Due to the potential for infusion-related reactions as described earlier, rituximab was approved to be administered via slow IV infusion (rate escalation schedule) over 5–6 hours for the initial infusion and over 3–4 hours for subsequent infusions as tolerated. The approved administration time is inconvenient for patients and incurs high resource demands for infusion centers. Therefore, over the past five years, many institutions have evaluated the safety and tolerability of a shorter infusion time, ie, 60- or 90-minute infusions, for second and subsequent rituximab cycles. Studies administering rituximab over a total of 90 minutes (20% of the dose given over 30 minutes and the remaining 80% over 60 minutes, with standard premedications with or without corticosteroids) elicited only Grade 1 infusion-related toxicities and no Grade 3 or 4 toxicity.^74,75 Studies that evaluated the safety and tolerability of a 60-minute rituximab infusion (total dose given over 60 minutes, with standard premedications and corticosteroids) also proved to be safe and tolerable, with no Grade 3 or 4 toxicities.^76,77 In addition to the published studies, a large multicenter Phase III trial evaluating the safety of a 90-minute rituximab infusion in patients with previously untreated diffuse large B cell or follicular non-Hodgkin’s lymphoma is ongoing. The results of these studies suggest that rapid infusion of rituximab at 375 mg/m² is safe and tolerable. While many institutions may have adopted the rapid infusion of rituximab into their current practice, several questions regarding the indications and timing for rapid infusions, eligible patient populations, and the impact on response rates have not been fully answered.

Conclusion

The introduction of rituximab greatly expands the treatment options for patients diagnosed with CLL. Single-agent rituximab showed modest activity in previously treated and untreated CLL, but is a therapeutic option for patients unfit for fludarabine-based regimens because of advanced age and/or poor performance status.
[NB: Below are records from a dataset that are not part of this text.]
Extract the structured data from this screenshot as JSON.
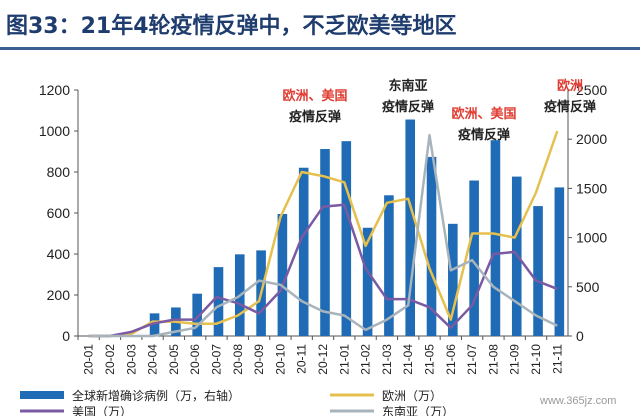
{
  "header": {
    "title": "图33：21年4轮疫情反弹中，不乏欧美等地区"
  },
  "watermark": "www.365jz.com",
  "chart_data": {
    "type": "bar+line",
    "categories": [
      "20-01",
      "20-02",
      "20-03",
      "20-04",
      "20-05",
      "20-06",
      "20-07",
      "20-08",
      "20-09",
      "20-10",
      "20-11",
      "20-12",
      "21-01",
      "21-02",
      "21-03",
      "21-04",
      "21-05",
      "21-06",
      "21-07",
      "21-08",
      "21-09",
      "21-10",
      "21-11"
    ],
    "left_axis": {
      "min": 0,
      "max": 1200,
      "ticks": [
        0,
        200,
        400,
        600,
        800,
        1000,
        1200
      ]
    },
    "right_axis": {
      "min": 0,
      "max": 2500,
      "ticks": [
        0,
        500,
        1000,
        1500,
        2000,
        2500
      ]
    },
    "series": [
      {
        "name": "全球新增确诊病例（万，右轴）",
        "kind": "bar",
        "axis": "right",
        "color": "#1f6bb5",
        "values": [
          0,
          0,
          0,
          230,
          290,
          430,
          700,
          830,
          870,
          1240,
          1710,
          1900,
          1980,
          1100,
          1430,
          2200,
          1820,
          1140,
          1580,
          1990,
          1620,
          1320,
          1510
        ]
      },
      {
        "name": "欧洲（万）",
        "kind": "line",
        "axis": "left",
        "color": "#e6c04e",
        "values": [
          0,
          0,
          10,
          70,
          70,
          60,
          60,
          100,
          170,
          580,
          800,
          780,
          750,
          440,
          650,
          670,
          330,
          80,
          500,
          500,
          480,
          700,
          1000
        ]
      },
      {
        "name": "美国（万）",
        "kind": "line",
        "axis": "left",
        "color": "#7a5aa3",
        "values": [
          0,
          0,
          20,
          60,
          80,
          80,
          190,
          160,
          110,
          220,
          480,
          630,
          640,
          330,
          180,
          180,
          140,
          40,
          150,
          400,
          410,
          270,
          230
        ]
      },
      {
        "name": "东南亚（万）",
        "kind": "line",
        "axis": "left",
        "color": "#a8b4bb",
        "values": [
          0,
          0,
          0,
          0,
          20,
          40,
          140,
          190,
          270,
          250,
          170,
          120,
          100,
          30,
          80,
          150,
          980,
          320,
          370,
          240,
          170,
          100,
          50
        ]
      }
    ],
    "annotations": [
      {
        "lines": [
          "欧洲、美国",
          "疫情反弹"
        ],
        "color": [
          "#e03c31",
          "#222222"
        ]
      },
      {
        "lines": [
          "东南亚",
          "疫情反弹"
        ],
        "color": [
          "#222222",
          "#222222"
        ]
      },
      {
        "lines": [
          "欧洲、美国",
          "疫情反弹"
        ],
        "color": [
          "#e03c31",
          "#222222"
        ]
      },
      {
        "lines": [
          "欧洲",
          "疫情反弹"
        ],
        "color": [
          "#e03c31",
          "#222222"
        ]
      }
    ],
    "legend": {
      "placement": "bottom"
    }
  }
}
Several large randomized trials comparing fludarabine with FC demonstrated significantly improved response rates, progression-free survival, and treatment-free survival with FC,^29–31 but a demonstrable improvement in overall survival remained elusive until Keating et al combined rituximab with FC (ie, FCR). Using the FCR regimen, the GCLLSG demonstrated an overall survival advantage over FC and established a new standard of care for patients under the age of 65 years. However, similar success in biologic unfit patients remains to be a challenge.³³

Additionally, we have also seen important progress in understanding the biology of CLL. This progress has been seen in the development of clinical staging systems and identification of complex genetic aberrations indicative of high-risk disease using immunologic, cytogenetic, and molecular techniques. While the watch and wait paradigm is still the standard, the benefit of early intervention in high-risk patients needs further exploration, especially in patients with 17p deletions. Patients harboring a 17p deletion are particularly hard to treat, given the poor responses and poor survival observed with single-agent rituximab and FCR. Overall, rituximab has contributed markedly to improved outcomes in CLL and has changed the way CLL is viewed and treated.

Disclosure

The authors report no conflicts of interest in this work.